Es gibt sie, die Defizite im Alltag. Dass es in Deutschland einmal an Fiebersäften und Antibiotika fehlen könnte, ist für eine Gesellschaft, deren Wohlstand kontinuierlich gewachsen ist, beunruhigend. So gut wie jeder Bahnreisende macht die Erfahrung, dass Pünktlichkeit oft nur ein leeres Versprechen ist.
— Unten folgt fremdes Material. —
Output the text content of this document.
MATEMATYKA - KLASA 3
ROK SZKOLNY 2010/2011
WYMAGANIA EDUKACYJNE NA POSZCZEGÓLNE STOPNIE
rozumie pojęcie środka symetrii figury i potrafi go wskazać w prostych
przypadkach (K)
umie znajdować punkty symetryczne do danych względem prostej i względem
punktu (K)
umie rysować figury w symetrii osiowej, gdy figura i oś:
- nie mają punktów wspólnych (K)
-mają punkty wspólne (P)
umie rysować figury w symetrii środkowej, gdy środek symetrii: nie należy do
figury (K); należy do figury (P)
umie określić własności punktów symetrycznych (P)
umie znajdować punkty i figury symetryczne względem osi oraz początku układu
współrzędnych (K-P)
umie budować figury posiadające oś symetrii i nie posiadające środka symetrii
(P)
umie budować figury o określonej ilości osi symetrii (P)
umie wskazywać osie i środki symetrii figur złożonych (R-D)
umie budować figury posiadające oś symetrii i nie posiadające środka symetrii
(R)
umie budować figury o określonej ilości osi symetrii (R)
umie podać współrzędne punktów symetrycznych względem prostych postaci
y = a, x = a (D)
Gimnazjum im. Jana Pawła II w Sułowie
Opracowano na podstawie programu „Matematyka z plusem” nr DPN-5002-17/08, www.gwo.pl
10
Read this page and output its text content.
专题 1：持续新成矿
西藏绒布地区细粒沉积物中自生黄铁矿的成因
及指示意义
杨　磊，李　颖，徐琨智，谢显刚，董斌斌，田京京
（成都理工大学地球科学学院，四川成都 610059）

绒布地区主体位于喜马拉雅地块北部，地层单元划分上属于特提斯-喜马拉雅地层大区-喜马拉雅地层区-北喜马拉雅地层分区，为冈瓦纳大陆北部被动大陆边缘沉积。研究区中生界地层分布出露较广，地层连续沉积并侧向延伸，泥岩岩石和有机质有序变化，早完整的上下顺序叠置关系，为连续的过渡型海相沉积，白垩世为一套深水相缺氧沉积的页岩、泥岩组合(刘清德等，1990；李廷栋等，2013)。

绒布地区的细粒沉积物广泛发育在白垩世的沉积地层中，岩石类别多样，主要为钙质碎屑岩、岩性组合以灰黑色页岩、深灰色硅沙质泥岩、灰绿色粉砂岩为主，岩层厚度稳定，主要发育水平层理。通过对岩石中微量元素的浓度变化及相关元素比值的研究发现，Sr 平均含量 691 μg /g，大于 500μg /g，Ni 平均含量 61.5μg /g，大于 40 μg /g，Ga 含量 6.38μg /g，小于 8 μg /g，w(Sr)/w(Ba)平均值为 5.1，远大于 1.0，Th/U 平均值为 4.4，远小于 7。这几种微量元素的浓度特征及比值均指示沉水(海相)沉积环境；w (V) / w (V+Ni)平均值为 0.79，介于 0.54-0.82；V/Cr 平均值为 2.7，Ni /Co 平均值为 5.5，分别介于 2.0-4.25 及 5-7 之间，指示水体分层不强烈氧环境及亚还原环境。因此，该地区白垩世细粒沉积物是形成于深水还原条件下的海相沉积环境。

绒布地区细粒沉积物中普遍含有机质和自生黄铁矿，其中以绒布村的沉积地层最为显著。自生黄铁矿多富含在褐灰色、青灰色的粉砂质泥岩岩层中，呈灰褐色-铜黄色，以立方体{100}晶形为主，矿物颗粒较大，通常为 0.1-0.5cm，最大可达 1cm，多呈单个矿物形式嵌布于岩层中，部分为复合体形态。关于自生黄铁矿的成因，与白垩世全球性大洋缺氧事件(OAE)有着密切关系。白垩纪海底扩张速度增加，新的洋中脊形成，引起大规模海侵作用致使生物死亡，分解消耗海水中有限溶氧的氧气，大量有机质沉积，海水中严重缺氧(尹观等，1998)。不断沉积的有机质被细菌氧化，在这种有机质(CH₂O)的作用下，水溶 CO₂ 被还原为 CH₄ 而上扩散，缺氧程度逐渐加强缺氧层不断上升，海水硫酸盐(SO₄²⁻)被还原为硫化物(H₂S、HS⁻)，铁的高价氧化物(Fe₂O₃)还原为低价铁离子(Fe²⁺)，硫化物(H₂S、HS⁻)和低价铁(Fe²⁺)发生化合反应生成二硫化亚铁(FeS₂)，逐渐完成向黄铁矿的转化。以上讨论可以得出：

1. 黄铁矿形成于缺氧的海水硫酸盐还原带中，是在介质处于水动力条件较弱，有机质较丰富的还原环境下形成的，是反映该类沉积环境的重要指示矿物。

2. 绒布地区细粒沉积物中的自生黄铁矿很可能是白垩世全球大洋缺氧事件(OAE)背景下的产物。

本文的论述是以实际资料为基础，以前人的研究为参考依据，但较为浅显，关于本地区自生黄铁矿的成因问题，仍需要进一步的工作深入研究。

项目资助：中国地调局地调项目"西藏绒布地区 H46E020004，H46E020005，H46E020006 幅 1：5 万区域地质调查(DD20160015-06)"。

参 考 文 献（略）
Kaum jemand dürfte behaupten, dass die Bürokratie weniger geworden ist.

Wir sind nicht mürbe und traumatisiert durch einen Weltkrieg, wir haben keine Massenarbeitslosigkeit
Kristina Dunz

Deutschland hat aber auch dies: das höchste Bruttoinlandsprodukt, mit die niedrigste Inflationsrate in der Europäischen Union und im Verbund der sieben großen Industrienationen mit großem Abstand die niedrigste Staatsschuldenquote. Um unser Sozialsystem beneiden uns Menschen in aller Welt.

Auch wenn es durch die Umtriebe der Rechtsradikalen erschreckende Parallelen zwischen den Anfängen der 2020er Jahre mit der Entwicklung der 1920er Jahre gibt - die Zeiten sind andere. Wir sind nicht mürbe und traumatisiert durch einen Weltkrieg, wir haben keine Massenarbeitslosigkeit und die meisten Menschen wissen, was Freiheit wert ist.

Es ist zu leicht, der Regierung von außen einfach eine gute Politik zu empfehlen, damit der große Unmut im Land wieder weichen möge. Es ist auch nicht so, dass die Ampel bisher nichts abgeliefert hätte. Dass nach Russlands Überfall auf die Ukraine die Wohnungen in Deutschland warm und die Energiepreise bezahlbar blieben, war das Ergebnis eines Kraftakts dieser Regierung.

Sie wirkt nur oft wie auf einem hohen Ross. Der Kanzler, die Minister, die Parteivorsitzenden und Parlamentarier müssen den Menschen ihre Politik, ihre Zwänge und Pläne besser, früher und verständlicher nahebringen und deren Nöte und Sorgen anhören. Die Erfahrung ist doch, dass nur in seltenen Fällen eine ausgestreckte Hand aus- und die Tür vor der Nase zugeschlagen wird.